On Saturday (the day before my birthday), I went to see my father and mother. I brought a celebratory lunch to share with them (as we have done almost every year), and my mother told me, “Oh. I just fed your father.” And Mom then went on to do some things in another room and left me sitting with Dad.
While I ate my lobster, conch fritters, and cheesecake by myself (the lobster was still hot from the gourmet market steamer and I was hungry after all), my Dad talked to me. His words were real words, but they followed no logical connection to anything I could understand. I nodded and laughed and agreed with him, taking his cues on what he might expect as my response. He grinned at me. I stuck my tongue out a little bit at him, and his eyes twinkled as he returned the same gesture. It was a sign, a private signal, we’ve always shared. Other people wink, we do a tip-of-tongue-wave.
Today, Wednesday, just four days after that birthday visit, Dad looked at me and smiled with the same placid energy he gives a new aide or nurse who comes to take some blood or do an assessment. Like I was just another person here to perform any of the myriad of services my father, on hospice care, gets all week. He’s a nice man.
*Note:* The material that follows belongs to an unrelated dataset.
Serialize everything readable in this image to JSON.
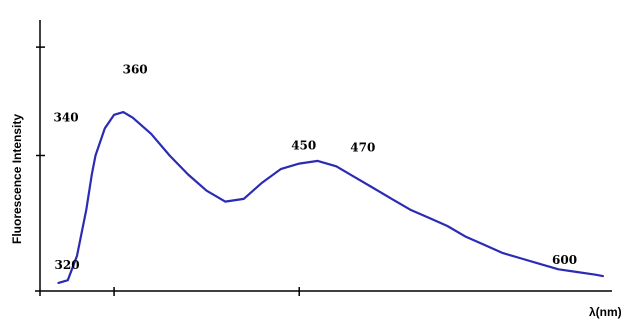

Friendly. He smiles at people because he’s always liked to make people happy. But there was no warmth in his eyes today. No joy to see his daughter. No reaction to my proffered tongue wave. His eyes closed again soon after I arrived.
He spent the rest of my two plus hour visit pointing, stabbing, and reaching out for someone from somewhere deep in his dreams. His eyes remained closed. His face expressed what was going on in his mind…anxious and then happy and then confused. He was gone from me. In his own world. My wish/hope is that he is finding happiness there in his younger body and mind. I hope he is dancing through fields filled with flowers or playing ball with his friends or hanging around with Miss Pensacola as he did when he was in the Navy.
Some days the “window is open” and my father’s dementia is not so obvious. He knows me. We can connect. Today, for the first time, he did not know me. We’ve turned the corner, and I do not like the new direction we’re destined to travel together.